こじんまりとしていて、夫婦二人で経営しているっぽい感じ。家具も音楽もこだわりが詰まってて、とっても素敵なところでした。欠点といえば、学生のお財布にはちょっとキツイぐらい。モチロン紅茶も美味しかったです。コーヒーもきっと美味しいと思うよ。

今日ずっと降っていた霧雨はヒロにいのとこでも降っていますか?霧雨は幻想的だけど、傘をさしてもささなくても濡れるからあんまし好きじゃないです。

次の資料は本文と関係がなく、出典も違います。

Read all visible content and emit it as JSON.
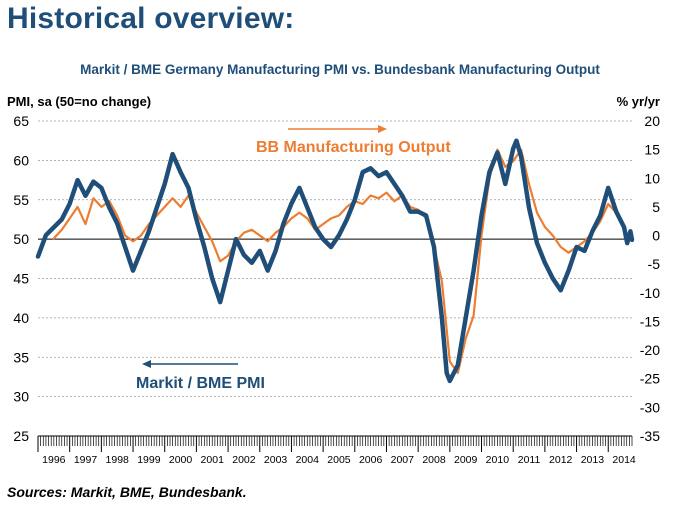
{
  "page_title": "Historical overview:",
  "source": "Sources: Markit, BME, Bundesbank.",
  "colors": {
    "pmi": "#1f4e79",
    "output": "#ed7d31",
    "title": "#1f4e79"
  },
  "chart_data": {
    "type": "line",
    "title": "Markit / BME Germany Manufacturing PMI vs. Bundesbank Manufacturing Output",
    "left_axis_label": "PMI, sa (50=no change)",
    "right_axis_label": "% yr/yr",
    "left_ylim": [
      25,
      65
    ],
    "left_ticks": [
      25,
      30,
      35,
      40,
      45,
      50,
      55,
      60,
      65
    ],
    "right_ylim": [
      -35,
      20
    ],
    "right_ticks": [
      -35,
      -30,
      -25,
      -20,
      -15,
      -10,
      -5,
      0,
      5,
      10,
      15,
      20
    ],
    "x_range": [
      1996,
      2014.75
    ],
    "x_tick_labels": [
      "1996",
      "1997",
      "1998",
      "1999",
      "2000",
      "2001",
      "2002",
      "2003",
      "2004",
      "2005",
      "2006",
      "2007",
      "2008",
      "2009",
      "2010",
      "2011",
      "2012",
      "2013",
      "2014"
    ],
    "grid": "horizontal dashed",
    "series": [
      {
        "name": "Markit / BME PMI",
        "axis": "left",
        "points": [
          [
            1996.0,
            47.8
          ],
          [
            1996.25,
            50.5
          ],
          [
            1996.5,
            51.5
          ],
          [
            1996.75,
            52.5
          ],
          [
            1997.0,
            54.5
          ],
          [
            1997.25,
            57.5
          ],
          [
            1997.5,
            55.5
          ],
          [
            1997.75,
            57.3
          ],
          [
            1998.0,
            56.5
          ],
          [
            1998.25,
            54.0
          ],
          [
            1998.5,
            52.0
          ],
          [
            1998.75,
            49.0
          ],
          [
            1999.0,
            46.0
          ],
          [
            1999.25,
            48.5
          ],
          [
            1999.5,
            51.0
          ],
          [
            1999.75,
            54.0
          ],
          [
            2000.0,
            57.0
          ],
          [
            2000.25,
            60.8
          ],
          [
            2000.5,
            58.5
          ],
          [
            2000.75,
            56.5
          ],
          [
            2001.0,
            52.5
          ],
          [
            2001.25,
            49.0
          ],
          [
            2001.5,
            45.0
          ],
          [
            2001.75,
            42.0
          ],
          [
            2002.0,
            46.0
          ],
          [
            2002.25,
            50.0
          ],
          [
            2002.5,
            48.0
          ],
          [
            2002.75,
            47.0
          ],
          [
            2003.0,
            48.5
          ],
          [
            2003.25,
            46.0
          ],
          [
            2003.5,
            48.5
          ],
          [
            2003.75,
            52.0
          ],
          [
            2004.0,
            54.5
          ],
          [
            2004.25,
            56.5
          ],
          [
            2004.5,
            54.0
          ],
          [
            2004.75,
            51.5
          ],
          [
            2005.0,
            50.0
          ],
          [
            2005.25,
            49.0
          ],
          [
            2005.5,
            50.5
          ],
          [
            2005.75,
            52.5
          ],
          [
            2006.0,
            55.0
          ],
          [
            2006.25,
            58.5
          ],
          [
            2006.5,
            59.0
          ],
          [
            2006.75,
            58.0
          ],
          [
            2007.0,
            58.5
          ],
          [
            2007.25,
            57.0
          ],
          [
            2007.5,
            55.5
          ],
          [
            2007.75,
            53.5
          ],
          [
            2008.0,
            53.5
          ],
          [
            2008.25,
            53.0
          ],
          [
            2008.5,
            49.0
          ],
          [
            2008.75,
            40.0
          ],
          [
            2008.9,
            33.0
          ],
          [
            2009.0,
            32.0
          ],
          [
            2009.25,
            34.0
          ],
          [
            2009.5,
            40.0
          ],
          [
            2009.75,
            46.0
          ],
          [
            2010.0,
            53.0
          ],
          [
            2010.25,
            58.5
          ],
          [
            2010.5,
            61.0
          ],
          [
            2010.75,
            57.0
          ],
          [
            2011.0,
            61.5
          ],
          [
            2011.1,
            62.5
          ],
          [
            2011.25,
            60.5
          ],
          [
            2011.5,
            54.0
          ],
          [
            2011.75,
            49.5
          ],
          [
            2012.0,
            47.0
          ],
          [
            2012.25,
            45.0
          ],
          [
            2012.5,
            43.5
          ],
          [
            2012.75,
            46.0
          ],
          [
            2013.0,
            49.0
          ],
          [
            2013.25,
            48.5
          ],
          [
            2013.5,
            51.0
          ],
          [
            2013.75,
            53.0
          ],
          [
            2014.0,
            56.5
          ],
          [
            2014.25,
            53.5
          ],
          [
            2014.5,
            51.5
          ],
          [
            2014.6,
            49.5
          ],
          [
            2014.7,
            51.0
          ],
          [
            2014.75,
            49.9
          ]
        ]
      },
      {
        "name": "BB Manufacturing Output",
        "axis": "right",
        "points": [
          [
            1996.5,
            -0.5
          ],
          [
            1996.75,
            1.0
          ],
          [
            1997.0,
            3.0
          ],
          [
            1997.25,
            5.0
          ],
          [
            1997.5,
            2.0
          ],
          [
            1997.75,
            6.5
          ],
          [
            1998.0,
            5.0
          ],
          [
            1998.25,
            6.0
          ],
          [
            1998.5,
            3.5
          ],
          [
            1998.75,
            0.0
          ],
          [
            1999.0,
            -1.0
          ],
          [
            1999.25,
            0.0
          ],
          [
            1999.5,
            2.0
          ],
          [
            1999.75,
            3.5
          ],
          [
            2000.0,
            5.0
          ],
          [
            2000.25,
            6.5
          ],
          [
            2000.5,
            5.0
          ],
          [
            2000.75,
            7.0
          ],
          [
            2001.0,
            4.0
          ],
          [
            2001.25,
            1.5
          ],
          [
            2001.5,
            -1.0
          ],
          [
            2001.75,
            -4.5
          ],
          [
            2002.0,
            -3.5
          ],
          [
            2002.25,
            -1.0
          ],
          [
            2002.5,
            0.5
          ],
          [
            2002.75,
            1.0
          ],
          [
            2003.0,
            0.0
          ],
          [
            2003.25,
            -1.0
          ],
          [
            2003.5,
            0.5
          ],
          [
            2003.75,
            1.5
          ],
          [
            2004.0,
            3.0
          ],
          [
            2004.25,
            4.0
          ],
          [
            2004.5,
            3.0
          ],
          [
            2004.75,
            1.0
          ],
          [
            2005.0,
            2.0
          ],
          [
            2005.25,
            3.0
          ],
          [
            2005.5,
            3.5
          ],
          [
            2005.75,
            5.0
          ],
          [
            2006.0,
            6.0
          ],
          [
            2006.25,
            5.5
          ],
          [
            2006.5,
            7.0
          ],
          [
            2006.75,
            6.5
          ],
          [
            2007.0,
            7.5
          ],
          [
            2007.25,
            6.0
          ],
          [
            2007.5,
            7.0
          ],
          [
            2007.75,
            5.0
          ],
          [
            2008.0,
            4.5
          ],
          [
            2008.25,
            3.0
          ],
          [
            2008.5,
            -2.0
          ],
          [
            2008.75,
            -8.0
          ],
          [
            2009.0,
            -22.0
          ],
          [
            2009.25,
            -24.0
          ],
          [
            2009.5,
            -18.0
          ],
          [
            2009.75,
            -14.0
          ],
          [
            2010.0,
            0.0
          ],
          [
            2010.25,
            10.0
          ],
          [
            2010.5,
            15.0
          ],
          [
            2010.75,
            12.0
          ],
          [
            2011.0,
            13.0
          ],
          [
            2011.25,
            15.0
          ],
          [
            2011.5,
            9.0
          ],
          [
            2011.75,
            4.0
          ],
          [
            2012.0,
            1.5
          ],
          [
            2012.25,
            0.0
          ],
          [
            2012.5,
            -2.0
          ],
          [
            2012.75,
            -3.0
          ],
          [
            2013.0,
            -2.0
          ],
          [
            2013.25,
            -1.0
          ],
          [
            2013.5,
            0.5
          ],
          [
            2013.75,
            2.5
          ],
          [
            2014.0,
            5.5
          ],
          [
            2014.25,
            4.0
          ],
          [
            2014.5,
            1.0
          ],
          [
            2014.6,
            -1.0
          ],
          [
            2014.75,
            -0.5
          ]
        ]
      }
    ],
    "annotations": [
      {
        "text": "BB Manufacturing Output",
        "series": "BB Manufacturing Output",
        "arrow": "right"
      },
      {
        "text": "Markit / BME PMI",
        "series": "Markit / BME PMI",
        "arrow": "left"
      }
    ]
  }
}
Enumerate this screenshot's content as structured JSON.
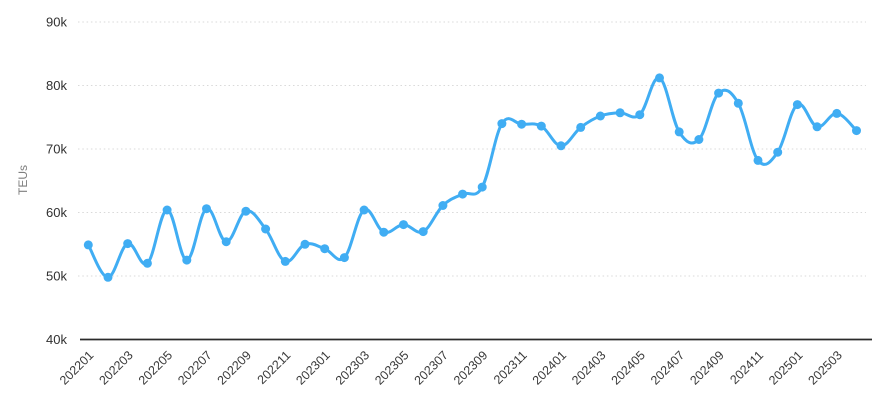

この日記は、打ち始めると止まらない。話しているみたいな気持ちになって、時系列なんか気にしなくなってしまう。きっと、読む人には分かりづらいかも知れない。

「読む人なんて、いないんだけどねぇ〜」
ポケットを探れば、お守りが出てきた。ユラユラと揺らすと、チャリチャリっとガラスの擦れる音がする。
送信ボタンをポチッと押して、座り直してグッと伸びをすれば、やっと目が覚めた気がした。

「ナマエくん、そろそろいらっしゃい」
おばさんの呼び声がして、慌てて返事をした。携帯とお守りを机に置いて、慌てて制服を脱ぐ。出したままだった部屋着を引っ掴むと、頭からかぶる。乱れた髪を直しつつ、お守りを掴んでポケットに押し込んだ。

「はい、今行きまーす!」

お守りから、チャリっと音がした。